FORTVILLE — When Fortville hosts its annual Winterfest next Saturday, Dec. 3, visitors will have plenty of places to sit and enjoy a cup of hot cocoa thanks to the addition of two public gathering spaces over the past few months.
A volunteer-driven nonprofit called Fortville Action, Inc. converted an unused alleyway into a brightly-lit gathering space called The Alley this past summer.
This fall the same group created a similar space called The Patio at the south end of town, on a stretch of Main Street that was permanently closed to traffic earlier this year.
Both areas — just a few hundred feet apart — are set off by ornate signs in bright, gold lettering.
Throughout the fall, the spaces were decked out with pumpkins and gourds, creating a picture-perfect autumn backdrop.
Earlier this week Fortville Action volunteers swapped out the fall touches with holiday decor, transforming the spaces into festive areas for visitors to sit and relax while shopping and celebrating this holiday season.
“They really are amazing places to sit and enjoy being outside,” said Jeff Wyatt, co-owner of the 305 Wine Garage, which sits right next to The Patio on Main Street.
Wyatt said the gathering spaces are a big boon for downtown businesses, which he says benefit from having such an inviting downtown.
“Fortville to us is that perfect small town. It has a great community feel,” said Wyatt, who co-owns the wine garage with his wife Libby and another couple. He and his wife also own Libby’s Ice Cream & Gifts, with locations in Fortville and Greenfield.
Wyatt had high praise for the Fortville Action volunteers who created the downtown gathering spaces, doing most of the fundraising and handiwork themselves.
Over the summer, FAI members worked with local merchants and town officials to create The Alley — a 15-foot-wide alleyway between two buildings just across from the Fortville post office on Main Street.
What was once a darkened corridor is now a vibrant space with patio lights strung from posts throughout the 135-foot-long alleyway, with benches and tables situated beneath decorative sails overhead.
Fortville Action carried that same aesthetic over to The Patio, an inviting 30-by-90-foot space featuring benches, octagon-shaped picnic tables and patio lights strung from poles secured within decorative wooden barrels.
The barrels were donated by Moondrops Distillery in Fortville, one of the many local businesses to support the FAI’s efforts to beautify the downtown.
In the past, the nonprofit focused on hosting events like the town’s popular Winterfest and summer concert series, but the volunteers have shifted their focus to creating more lasting projects throughout town.
“We thought if we could come up with projects every year instead of events we could make an impact that last for years, rather than just one day,” said FAI’s chairman Bob Sterrett, who lives in downtown Fortville with his wife, Milda, a fellow volunteer.
Winterfest has been handed over to the Fortville Parks Department, allowing Fortville Action volunteers to focus on more endeavors like the alley and patio projects.
They got a big boost from the Hancock County Community Foundation, which awarded a $15,000 grant for The Alley and another $2,500 grant for The Patio.
“The Hancock County Community Foundation prioritizes funding for quality-of-place projects, and this was a perfect opportunity,” said the foundation’s president, Mary Gibble. “We so appreciate the hard work of Fortville Action, Inc.”
Sterrett said the nonprofit couldn’t thrive without the support of town officials and local business owners, who have stepped up to make the alley and patio projects a reality.
The town agreed to shut down the section of Main Street which would become The Patio, closing off a section of road that served as an auxiliary access downtown.
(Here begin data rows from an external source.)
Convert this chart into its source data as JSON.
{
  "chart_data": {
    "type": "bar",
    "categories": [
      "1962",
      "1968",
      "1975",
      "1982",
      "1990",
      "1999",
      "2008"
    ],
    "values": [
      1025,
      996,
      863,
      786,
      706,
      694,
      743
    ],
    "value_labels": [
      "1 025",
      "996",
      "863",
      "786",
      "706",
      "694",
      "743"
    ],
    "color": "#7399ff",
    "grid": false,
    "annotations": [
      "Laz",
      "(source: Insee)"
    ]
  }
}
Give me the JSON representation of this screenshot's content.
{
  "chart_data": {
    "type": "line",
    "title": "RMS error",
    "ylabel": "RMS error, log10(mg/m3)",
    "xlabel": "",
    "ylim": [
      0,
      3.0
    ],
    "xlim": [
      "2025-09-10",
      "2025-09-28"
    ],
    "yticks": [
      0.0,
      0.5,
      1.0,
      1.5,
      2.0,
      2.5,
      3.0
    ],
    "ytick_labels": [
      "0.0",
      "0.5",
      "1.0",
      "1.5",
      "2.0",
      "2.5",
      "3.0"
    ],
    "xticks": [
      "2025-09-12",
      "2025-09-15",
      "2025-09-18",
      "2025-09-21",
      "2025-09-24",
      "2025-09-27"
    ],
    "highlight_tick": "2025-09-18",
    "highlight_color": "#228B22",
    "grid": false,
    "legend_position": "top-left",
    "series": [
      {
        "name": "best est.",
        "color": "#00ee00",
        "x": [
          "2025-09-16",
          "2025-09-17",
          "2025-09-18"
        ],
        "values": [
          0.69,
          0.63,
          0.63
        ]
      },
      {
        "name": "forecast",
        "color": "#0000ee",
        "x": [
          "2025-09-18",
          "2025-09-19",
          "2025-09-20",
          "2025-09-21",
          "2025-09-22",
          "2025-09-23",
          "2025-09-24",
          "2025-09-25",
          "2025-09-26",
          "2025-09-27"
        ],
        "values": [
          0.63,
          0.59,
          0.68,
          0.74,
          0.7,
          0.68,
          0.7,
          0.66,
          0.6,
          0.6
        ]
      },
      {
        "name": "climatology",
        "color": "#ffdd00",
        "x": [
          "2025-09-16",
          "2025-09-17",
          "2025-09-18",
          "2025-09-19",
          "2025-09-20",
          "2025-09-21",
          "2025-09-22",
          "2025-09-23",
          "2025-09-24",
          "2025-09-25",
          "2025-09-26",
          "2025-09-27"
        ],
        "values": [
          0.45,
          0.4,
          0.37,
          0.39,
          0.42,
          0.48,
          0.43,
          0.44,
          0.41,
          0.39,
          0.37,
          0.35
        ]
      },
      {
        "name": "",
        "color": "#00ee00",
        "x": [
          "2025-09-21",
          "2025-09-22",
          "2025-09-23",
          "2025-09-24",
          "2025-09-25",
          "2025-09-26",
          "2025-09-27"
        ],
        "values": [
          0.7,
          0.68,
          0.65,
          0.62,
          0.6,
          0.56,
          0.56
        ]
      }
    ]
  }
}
Converting the roadway into a public gathering space was safer for pedestrians and traffic flow, said Sterrett, and created an eye-catching spot that welcomes visitors to town.
Town employees also chipped in by helping to move furniture and hefty planters into place, and installing bollards to protect the areas from traffic.
Local businesses also did their part, donating or discounting products and services. Barn Signworks crafted the gold-lettered signs for The Alley and The Patio, Moondrops Distillery donated the barrels for The Patio’s lighting system and IMI provided the concrete.
Sterrett said that Thursday Pool and the Wyatts, who own the wine garage and Libby’s, have also been top contributors.
While some business owners like the Wyatts get in on the action, the bulk of the labor has been done by Fortville Action volunteers, who have mixed concrete, set posts and strung lights and garland, all in an effort to beautify the small town they call home.
“What Fortville Action has done for the town has been really outstanding. We’re very blessed to be part of a community that has such a nice feel to it,” Wyatt said.
He’s confidant downtown businesses will benefit from The Alley and The Patio, the latter of which is situated right outside his wine shop’s front door.
Downtown visitiors can use the spaces to take a rest, read a book or have a picnic in the warmer months, said Wyatt, or enjoy some food or beverage from dowwntown Fotville restaurants.
While businesses are not permitted to serve patrons within the public seating areas, the town’s open container law does allow patrons to consume alcohol in public spaces, so long as its purchased on a carryout basis.